Il trouva une petite rivière près de la base. A l'intérieur de celle-ci, nul ne subsistait. L'enfant souriait toujours. Il n'enleva pas ses vêtements et s'immergea complètement dans l'eau froide, glacée. Il y resta si longtemps que sa peau devint légèrement bleutée. Puis, il sortit alors que l'aube se présentait à l'horizon, éclairant le ciel et le découvrant propre de toute impureté. Il prit la lame et la lava également avec soins, la caressant, lui souriant amoureusement. L'arme blanche était son amie, désormais, elle ne le quitterait plus. Ils s'amuseraient encore ensemble, bientôt. Le poignard ne pouvait mourir, lui. Mais il pouvait faire tant de choses magnifiques...
Le jeune garçon reprit la route menant à la ville. Bientôt, celle-ci fut sans dessus-dessous. L'annonce de l'attaque faisait beaucoup de bruit. On soupçonna un groupe de résistants et on se mit à leur recherche. On n'interrogea jamais Duo. Après tout, il n'était qu'un enfant.
La lame avait beaucoup tué, depuis, pensa Shinigami en caressant son manche entravé à sa cheville et caché par son pantalon. Elle y prenait tant de plaisir... Et lui souriait toujours. Pour chacune de ses victimes, c'était souvent ce sourire effrayant qu'elle voyait avant de trépasser. Qu'importe si nul à part lui n'en voyait la profonde signification. A l'occasion, pourtant, il versait encore quelques larmes de sang...
Le jeune homme se redressa et, ramenant ses jambes contre sa poitrine, les entoura de ses bras. Là, devant, la mer s'étendait dans son infini bleuté. C'était beau. De tels spectacles n'avaient pas leur place sur les colonies et en particulier sur L2. Là-bas, il n'y avait que désolation. Mais n'était-ce pas pour que personne n'ait à vivre ce que lui avait connu qu'il se battait toujours, aujourd'hui ? Pour qu'il n'y ait plus d'adolescents numérotés comme des bêtes. 01, 02, 03... Qu'étaient-ils ? Des espoirs vains pour un peuple condamné à la soumission depuis des décennies ? Connaîtraient-ils un jour la paix ?

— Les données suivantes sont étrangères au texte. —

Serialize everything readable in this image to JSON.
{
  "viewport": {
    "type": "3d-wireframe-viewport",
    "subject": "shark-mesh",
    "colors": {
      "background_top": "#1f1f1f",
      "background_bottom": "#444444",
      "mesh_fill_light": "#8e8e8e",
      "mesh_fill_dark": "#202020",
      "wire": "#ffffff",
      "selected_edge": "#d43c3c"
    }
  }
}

Pour la première fois depuis bien longtemps, il décida de se laisser aller. En l'espace d'une demi-seconde, son sourire disparu et l'étincelle dans son regard s'éteignit. Il avait mal mais devait le cacher pour survivre. Il devait rester l'intenable Duo, le clown de service. C'était son rôle. Il était comme l'un de ses acteurs dont il regardait souvent la prestation dans des films de l'avant colonisation. Comme eux, il devait faire semblant, simuler. C'était dur. Mais c'était sa vie depuis si longtemps...
Une mouette cria. Il la suivit des yeux alors qu'elle exécutait diverses figures de style tel les loopings et autres piqués. Elle scrutait l'eau opaque des ses petits iris noirs. Au-delà des apparences, elle était un prédateur. Vive et sans pitié pour ses proies. Elle était comme lui. Sauvage.
L'oiseau blanc disparu dans les vagues. Duo aurait aimé en faire autant. L'eau noire et tumultueuse semblait terriblement invitante. Que de secrets anciens ne gardait-elle pas ? S'il lui faisait don de sa vie, les lui confierait-elle ?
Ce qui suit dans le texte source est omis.